In the Kingdom of Cello, the Royal Youth Alliance searches for a way to re-open the cracks in the kingdom and retrieve the missing members of the royal family from our world.

This book dragged on a bit, for me. It suffers from being the second book in a trilogy, I think. There were some interesting plot twists toward the end, but not enough to make the middle of the book worthwhile, I'm afraid. Perhaps, when the third book is released, fans of the series will want to read this before going on to the final book, but at the moment, I can't say that I recommend it.

(Reviewed from an advance copy, courtesy of the publisher.)

Thursday, May 1, 2014

Steelheart by Brandon Sanderson

Steelheart by Brandon Sanderson is a fast-paced adventure in an alternate Chicago where humans with superpowers rule the world.
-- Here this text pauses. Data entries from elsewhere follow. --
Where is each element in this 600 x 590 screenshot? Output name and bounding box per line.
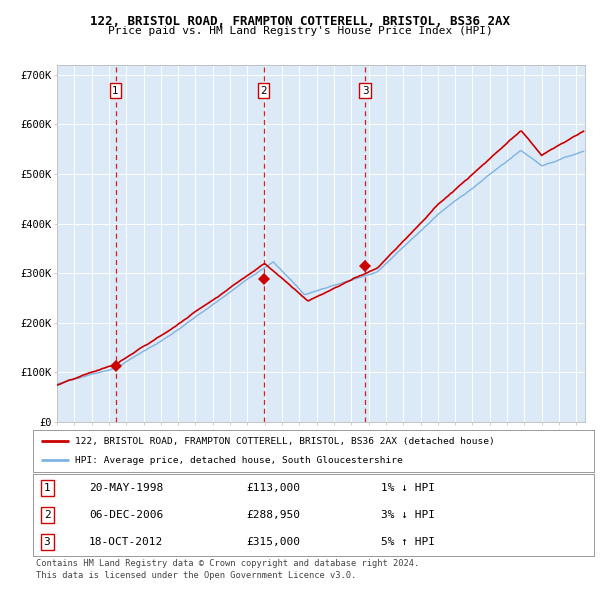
Text: 5% ↑ HPI: 5% ↑ HPI bbox=[381, 537, 435, 547]
Text: 3: 3 bbox=[44, 537, 50, 547]
Text: 3: 3 bbox=[362, 86, 368, 96]
Text: 18-OCT-2012: 18-OCT-2012 bbox=[89, 537, 163, 547]
Text: 2: 2 bbox=[44, 510, 50, 520]
Text: HPI: Average price, detached house, South Gloucestershire: HPI: Average price, detached house, Sout… bbox=[75, 455, 403, 464]
Text: 1: 1 bbox=[112, 86, 119, 96]
Text: 3% ↓ HPI: 3% ↓ HPI bbox=[381, 510, 435, 520]
Text: 122, BRISTOL ROAD, FRAMPTON COTTERELL, BRISTOL, BS36 2AX: 122, BRISTOL ROAD, FRAMPTON COTTERELL, B… bbox=[90, 15, 510, 28]
Text: £315,000: £315,000 bbox=[246, 537, 300, 547]
Text: £113,000: £113,000 bbox=[246, 483, 300, 493]
Text: 06-DEC-2006: 06-DEC-2006 bbox=[89, 510, 163, 520]
Text: 20-MAY-1998: 20-MAY-1998 bbox=[89, 483, 163, 493]
Text: 122, BRISTOL ROAD, FRAMPTON COTTERELL, BRISTOL, BS36 2AX (detached house): 122, BRISTOL ROAD, FRAMPTON COTTERELL, B… bbox=[75, 437, 495, 446]
Text: £288,950: £288,950 bbox=[246, 510, 300, 520]
Text: This data is licensed under the Open Government Licence v3.0.: This data is licensed under the Open Gov… bbox=[36, 571, 356, 579]
Text: 2: 2 bbox=[260, 86, 267, 96]
Text: 1: 1 bbox=[44, 483, 50, 493]
Text: 1% ↓ HPI: 1% ↓ HPI bbox=[381, 483, 435, 493]
Text: Price paid vs. HM Land Registry's House Price Index (HPI): Price paid vs. HM Land Registry's House … bbox=[107, 26, 493, 36]
Text: Contains HM Land Registry data © Crown copyright and database right 2024.: Contains HM Land Registry data © Crown c… bbox=[36, 559, 419, 568]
Power corrupts. Absolute power corrupts absolutely.

About ten years ago, Calamity appeared in the sky and certain ordinary humans gained superpowers. Now, the most powerful of these Epics, as they are called, control cities and territories, and the less powerful form alliances with the great. Normal humans are little more than serfs, trying to live out their lives without getting in the way of the Epics. In the city of Chicago, now called Newcago, an Epic named Steelheart rules. With the power to turn any nonliving substance into steel, the ability to fly, superhuman strength, and invulnerability to bullets and all other weapons, Steelheart seems almost godlike in his powers . . . but eighteen-year-old David has seen him bleed. When Steelheart first arrived on the scene, he had a showdown at a bank with a lesser Epic. David, just eight years old at the time, was at the bank with his father. In the ensuing battle, David's father was a casualty, and David was the only survivor -- the only person who can remember what happened at the bank, when a bullet grazed Steelheart's cheek and left a trail of blood. David has spent all of his spare time since the bank incident in single-minded pursuit of revenge, studying the Epics and learning their weaknesses. He has a plan to get to Steelheart, but he'll need the help of a resistance movement known as the Reckoners, and they don't accept strangers into their group. Can David prove to the Reckoners that he belongs with them -- and even if he does, can he convince them to go after Steelheart?

This was a gripping, exciting read. Plenty of plot twists meant that I was able to predict some things, while others came as a complete surprise. I listened to the audiobook, and I thought narrator MacLeod Andrews was an excellent match for the story, and the production values were high. This is the first book in a projected trilogy; I look forward to reading the next two.

(Reviewed from an audiobook borrowed through my library system.)